Commenting on the miracle of Kuwait, I said that in trying to gather facts for my book, I had found that the people had already forgotten what it had been like even ten years ago, and only a few remembered details from the early days of affluence. Was His Highness writing his memoirs? Or keeping notes on how it all had happened? The Ruler said he had no intention whatsoever of writing his memoirs. They would be written in the sands of time, and it was not for him to say what of this or that he had done was right or wrong. Posterity would judge. So I switched to the naïve question of whether, if His Highness had to go back ten years and start all over again, he would do anything differently. No, said the Ruler, he would not. On the whole he was satisfied with what had been achieved, and anyway if did not make the same mistakes he would probably make a lot of different ones. At this moment a cheque book was brought in and the Ruler excused himself while he carefully filled in two or three counterfoils and then the cheques, writing figures which from the motion of his pen seemed to contain quite an astonishing number of noughts.

I was greatly impressed by the Ruler.
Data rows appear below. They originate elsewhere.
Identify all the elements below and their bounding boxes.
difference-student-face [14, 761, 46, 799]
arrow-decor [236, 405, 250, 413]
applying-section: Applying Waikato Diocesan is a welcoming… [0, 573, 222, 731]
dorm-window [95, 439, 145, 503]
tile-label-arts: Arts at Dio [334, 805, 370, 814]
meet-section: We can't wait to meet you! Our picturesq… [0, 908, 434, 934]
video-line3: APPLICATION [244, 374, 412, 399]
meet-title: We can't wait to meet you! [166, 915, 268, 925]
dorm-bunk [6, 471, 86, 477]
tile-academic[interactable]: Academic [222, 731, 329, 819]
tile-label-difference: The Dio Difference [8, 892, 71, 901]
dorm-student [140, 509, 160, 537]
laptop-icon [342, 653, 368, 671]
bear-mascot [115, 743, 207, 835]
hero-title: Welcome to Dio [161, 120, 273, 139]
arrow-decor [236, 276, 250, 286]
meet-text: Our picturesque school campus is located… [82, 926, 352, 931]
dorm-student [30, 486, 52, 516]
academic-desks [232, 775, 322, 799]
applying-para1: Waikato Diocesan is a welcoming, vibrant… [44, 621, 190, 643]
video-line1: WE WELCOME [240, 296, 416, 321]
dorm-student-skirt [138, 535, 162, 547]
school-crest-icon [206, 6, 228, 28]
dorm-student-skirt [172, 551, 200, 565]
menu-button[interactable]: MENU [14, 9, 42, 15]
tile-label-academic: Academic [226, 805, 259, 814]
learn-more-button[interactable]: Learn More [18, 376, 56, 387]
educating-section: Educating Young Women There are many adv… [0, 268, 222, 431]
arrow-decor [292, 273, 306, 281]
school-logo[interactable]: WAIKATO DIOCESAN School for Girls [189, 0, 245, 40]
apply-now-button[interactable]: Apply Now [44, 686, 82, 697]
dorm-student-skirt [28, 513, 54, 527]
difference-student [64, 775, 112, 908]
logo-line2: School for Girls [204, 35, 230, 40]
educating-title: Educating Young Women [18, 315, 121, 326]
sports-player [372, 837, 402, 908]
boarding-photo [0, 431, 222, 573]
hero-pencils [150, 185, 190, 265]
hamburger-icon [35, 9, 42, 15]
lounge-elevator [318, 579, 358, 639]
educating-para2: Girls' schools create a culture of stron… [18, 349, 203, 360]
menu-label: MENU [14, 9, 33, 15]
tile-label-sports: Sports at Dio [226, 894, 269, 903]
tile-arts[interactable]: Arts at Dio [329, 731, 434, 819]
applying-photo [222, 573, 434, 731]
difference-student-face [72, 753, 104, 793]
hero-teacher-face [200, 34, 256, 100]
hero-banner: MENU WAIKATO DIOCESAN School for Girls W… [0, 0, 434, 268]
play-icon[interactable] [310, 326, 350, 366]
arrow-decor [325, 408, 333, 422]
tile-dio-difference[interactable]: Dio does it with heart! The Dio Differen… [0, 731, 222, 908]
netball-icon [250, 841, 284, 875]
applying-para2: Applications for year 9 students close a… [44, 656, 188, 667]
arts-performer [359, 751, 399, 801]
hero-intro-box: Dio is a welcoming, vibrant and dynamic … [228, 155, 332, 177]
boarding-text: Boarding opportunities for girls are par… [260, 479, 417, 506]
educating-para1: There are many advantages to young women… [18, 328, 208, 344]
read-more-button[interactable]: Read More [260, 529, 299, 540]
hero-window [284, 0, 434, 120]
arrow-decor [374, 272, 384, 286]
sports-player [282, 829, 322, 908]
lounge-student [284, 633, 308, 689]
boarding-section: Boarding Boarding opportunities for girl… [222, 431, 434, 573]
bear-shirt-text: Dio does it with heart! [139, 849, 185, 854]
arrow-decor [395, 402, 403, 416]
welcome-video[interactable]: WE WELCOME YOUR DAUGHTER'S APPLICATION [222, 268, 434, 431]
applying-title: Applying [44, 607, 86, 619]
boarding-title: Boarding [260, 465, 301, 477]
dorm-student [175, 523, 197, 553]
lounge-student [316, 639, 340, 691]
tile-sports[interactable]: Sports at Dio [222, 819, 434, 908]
He is a firm, wise man and the country is fortunate that, when the golden avalanche came—today the revenue of this tiny sheikhdom, no bigger than Wales and with a population smaller than Cardiff, is at least £150,000,000 a year, thanks to it being the fourth largest oil production country in the world—this wise Ruler was there to act as the father of a family that might otherwise have been seized by chaos and intoxication.

To end our talk I produced what I considered an extremely neat slice of Arabism that I had chiselled away at the night before, on the basis of a motto I had heard in a bazaar. “I believe, Your Highness,” I said, “that there is an Arabic motto which says, ‘You cannot carry two watermelons in one hand.’ It seems to me that Your Highness has been trying to carry a hundred watermelons in one hand for the past ten years.” Satisfied with having got my little speech right, I sat back while the interpreter interpreted it. After a pause, and without the pleasant smile I had expected, the Shaikh, or rather Shaiookh, for he is a plurality of Shaikhs, uttered a curt sentence, and the interpreter turned towards me. “His Highness says it isn’t watermelons. It’s pomegranates.”